More targeted attacks that spike in prices, like with the case the Florida cities, $600-500,000 for the price of ransoms.
It's just going to get bigger and bigger and bigger.
Now, for anyone who gets my hydra reference, what I'm talking about there is, cut off one head, many more will take its place.
I am saying that if we stop one variant of ransomware, this isn't just going to kill ransomware.
There's just going to be thousands and thousands of variants based on it.
And researchers-- I'm pretty sure most of you are aware of this-- we can't keep up with ransomware.
It's pretty difficult, just because of the number in variants and in [INAUDIBLE]..
It's just crazy.
Cyber insurance is something that is quite common today, but it's still some questionable thing.
Because we have house insurance, car insurance, life insurance-- those are all things that we can kind of quantify and we know.
But with cyber insurance-- I was talking to Christopher Ellison yesterday-- that's based on a certain level of security you have, and you can't really be secure for a zero-day exploit kind of thing, because you can't really know too much about it.
Now, cyber insurance [INAUDIBLE],, it would allow companies to get more money back from damages made from ransomware.
But this can be called into question, because why not go to a security research company-- like I'm presuming a lot of these are from-- and get research to help get the decryption software.
Because [INAUDIBLE] sharing, nobody really likes insurance companies, and they're just not going to give the amount of money you actually need back.
IoT is a bit of an interesting one, because as IoT is becoming more big news and is developed, it gives a lot more devices being smart, like smart cars, smart houses, and even smart toilets.
This raises the question why attackers aren't going after this.
Why aren't ransoms being paid?
So we're not giving you your car.
It won't stop or start.
We will open all the doors and windows in your house.
We will flood your house unless you pay a ransom.
And it's fair to say smart doesn't actually mean safe or secure.
And I'm expecting them to be a lot more IoT, which is why I'm never getting into a driverless car.
So in conclusion, ransomware intentions have transitioned a bit from 1989, trying to fund AIDS programs, to being used as a weapon of war to destroy people and their lives.
Now, that's a bit of a transition.
Tactics have changed, from starting [INAUDIBLE] snail mail a floppy disk in front of a conference to email phishing platforms.
It's just getting-- a lot more tactics have changed.
Money motivates maliciousness.
Many of the developments in ransomware have gone down to the value of currency.

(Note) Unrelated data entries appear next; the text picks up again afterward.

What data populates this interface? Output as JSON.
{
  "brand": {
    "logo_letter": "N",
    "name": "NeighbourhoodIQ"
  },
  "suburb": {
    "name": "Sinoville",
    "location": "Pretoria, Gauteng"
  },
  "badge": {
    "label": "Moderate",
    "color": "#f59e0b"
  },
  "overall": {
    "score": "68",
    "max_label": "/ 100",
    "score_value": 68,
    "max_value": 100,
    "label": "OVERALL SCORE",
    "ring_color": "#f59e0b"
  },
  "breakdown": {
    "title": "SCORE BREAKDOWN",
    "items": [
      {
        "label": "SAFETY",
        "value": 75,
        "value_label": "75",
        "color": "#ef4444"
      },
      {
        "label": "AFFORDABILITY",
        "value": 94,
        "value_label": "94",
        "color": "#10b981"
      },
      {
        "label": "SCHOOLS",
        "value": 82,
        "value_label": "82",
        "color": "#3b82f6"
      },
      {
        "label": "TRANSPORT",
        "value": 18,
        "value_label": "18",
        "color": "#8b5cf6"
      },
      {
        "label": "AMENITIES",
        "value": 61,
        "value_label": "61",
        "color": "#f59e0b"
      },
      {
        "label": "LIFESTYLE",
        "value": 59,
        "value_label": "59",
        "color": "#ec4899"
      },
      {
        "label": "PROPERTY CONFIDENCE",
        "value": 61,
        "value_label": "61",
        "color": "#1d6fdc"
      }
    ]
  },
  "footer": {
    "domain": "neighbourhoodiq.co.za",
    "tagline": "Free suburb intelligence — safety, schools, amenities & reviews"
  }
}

Be it anonymity or its value, attackers are changing their payloads in whatever way necessary to make as much money as possible.
Be it they drop Bitcoin, because as Bitcoin become more popular, attackers were going away to something like Monero.
And cryptomining as a case-- they want to make sure there is money.
Oh, we didn't realize ransomware wasn't making me money, so I'll just go to cryptomining.
And it's fair to say, wherever money goes, attackers will follow.
Now, on a final note, ransomware cannot be ignored.
It's in news articles, games, movies, books.
It's not just some dark fairy tale we tell ourselves that doesn't exist.
It's a monster let loose on the masses and it only get bigger, badder, scarier, and smarter.